AGORA

Droga, droga, droga……..droga tudo isso – dizia Rafael.

– Eu não consigo sair, droga, droga, droga. Como? Como eu posso…?Não..!!! (balançando a cabeça)

– Tem que ter um jeito! Não é possível! Como eu entrei aqui!?? Eu não queria!!!

Suas pálpebras apertavam-se contra os olhos na intenção de esmagá-los. Seus olhos sangravam lágrimas doces de desespero e aflição.

– Nunca mais, nunca mais. As pessoas é que são as culpadas, eu, você…..ele também…..somos todos culpados – apontando para o nada.

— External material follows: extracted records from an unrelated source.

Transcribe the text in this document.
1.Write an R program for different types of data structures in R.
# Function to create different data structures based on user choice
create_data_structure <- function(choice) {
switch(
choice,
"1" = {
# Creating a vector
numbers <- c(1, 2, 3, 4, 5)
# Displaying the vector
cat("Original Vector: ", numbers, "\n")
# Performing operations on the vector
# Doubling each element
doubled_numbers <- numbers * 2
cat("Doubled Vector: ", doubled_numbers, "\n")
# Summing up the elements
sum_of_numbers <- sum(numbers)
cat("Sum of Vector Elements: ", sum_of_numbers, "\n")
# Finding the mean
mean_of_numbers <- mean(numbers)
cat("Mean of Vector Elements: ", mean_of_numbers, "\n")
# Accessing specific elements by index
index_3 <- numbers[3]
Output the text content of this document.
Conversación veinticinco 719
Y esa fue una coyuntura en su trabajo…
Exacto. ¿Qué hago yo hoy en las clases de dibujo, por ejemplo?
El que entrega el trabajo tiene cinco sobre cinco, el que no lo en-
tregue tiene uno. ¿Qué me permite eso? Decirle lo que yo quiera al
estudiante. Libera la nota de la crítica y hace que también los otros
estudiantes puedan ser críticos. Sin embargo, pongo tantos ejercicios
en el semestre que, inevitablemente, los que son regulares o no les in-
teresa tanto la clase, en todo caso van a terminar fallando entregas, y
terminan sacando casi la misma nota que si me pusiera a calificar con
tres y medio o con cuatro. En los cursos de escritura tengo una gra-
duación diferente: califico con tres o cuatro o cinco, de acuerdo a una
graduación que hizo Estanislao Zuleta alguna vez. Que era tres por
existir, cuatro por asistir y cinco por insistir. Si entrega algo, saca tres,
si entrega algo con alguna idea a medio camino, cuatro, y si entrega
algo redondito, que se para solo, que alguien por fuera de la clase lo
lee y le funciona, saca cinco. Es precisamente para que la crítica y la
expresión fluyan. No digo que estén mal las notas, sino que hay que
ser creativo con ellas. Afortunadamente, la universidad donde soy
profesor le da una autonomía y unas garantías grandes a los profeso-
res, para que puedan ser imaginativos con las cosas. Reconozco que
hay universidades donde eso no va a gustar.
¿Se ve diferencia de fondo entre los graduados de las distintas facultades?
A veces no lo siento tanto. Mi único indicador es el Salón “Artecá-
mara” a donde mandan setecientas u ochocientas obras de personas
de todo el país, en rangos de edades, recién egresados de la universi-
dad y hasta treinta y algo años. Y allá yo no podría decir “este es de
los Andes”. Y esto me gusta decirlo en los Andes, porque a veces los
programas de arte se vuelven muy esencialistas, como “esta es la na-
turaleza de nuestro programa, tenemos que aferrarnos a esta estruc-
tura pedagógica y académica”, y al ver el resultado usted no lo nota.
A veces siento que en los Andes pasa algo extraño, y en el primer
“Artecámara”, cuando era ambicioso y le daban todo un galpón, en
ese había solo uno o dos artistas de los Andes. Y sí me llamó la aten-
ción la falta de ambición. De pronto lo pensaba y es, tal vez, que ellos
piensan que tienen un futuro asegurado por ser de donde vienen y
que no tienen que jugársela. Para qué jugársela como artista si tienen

– Quem vem lá? Não consigo ver.

– Ei! Espere, volte aqui…….me a – j – u – d – e ………( caindo sobre seus joelhos avermelhados do tempo)

Sozinho. Inconsolável. Rafael seguia apertando os olhos como se temesse algo que estaria por vir. A impressão era de dor, mas não a dor de um soco ou de uma facada, uma dor imensa, uma dor espiritual. Suas mãos tremiam. O frio aumentava. Espasmos de loucura paradoxalmente o libertavam; e em um berro ele dizia:

– Onde está você??? Porque????? Porque eu????

Subitamente o silêncio voltava. O silêncio ensurdecedor, o zunido agudo que percorre nossos ouvidos quando estamos sós. Aquilo era um tormento infernal, ninguém poderia sobreviver àquilo, às vezes me parecia que seus berros eram o silêncio e a paz que ele podia ter em míseros segundos longe do barulho do silêncio que preenchia todo o lugar.

Sua angústia era marcante, não conseguia pronunciar uma palavra sem que seus olhos vertessem toda a sua dor. Era incompreensível para mim. Toda aquela dor! Num instante eu o conheci, feliz, contente com o mundo, amado, disposto, saudável. Pouco tempo depois chegou aqui onde estamos e não tive escolha: tive que vir com ele, não podia deixá-lo assim. Sozinho.

– Me larga!!! Me deixa ir!!!! Eu quero, mas me deixa ir!!! Eu preciso, eles precisam de mim……..me deixa!!!!

Sua voz já se esgotava de tanto brigar contra o silêncio. Uma batalha inglória! Seus dedos estavam congelados pelo frio, o silêncio e a escuridão o colocavam sob um único foco de luz. Minha lanterna. Eu me sentia o último dos homens pois não conseguia entendê-lo e muito menos ajudá-lo, eu apenas o confortava abraçando-o e compartilhando daquela dor cruel que invadia a alma.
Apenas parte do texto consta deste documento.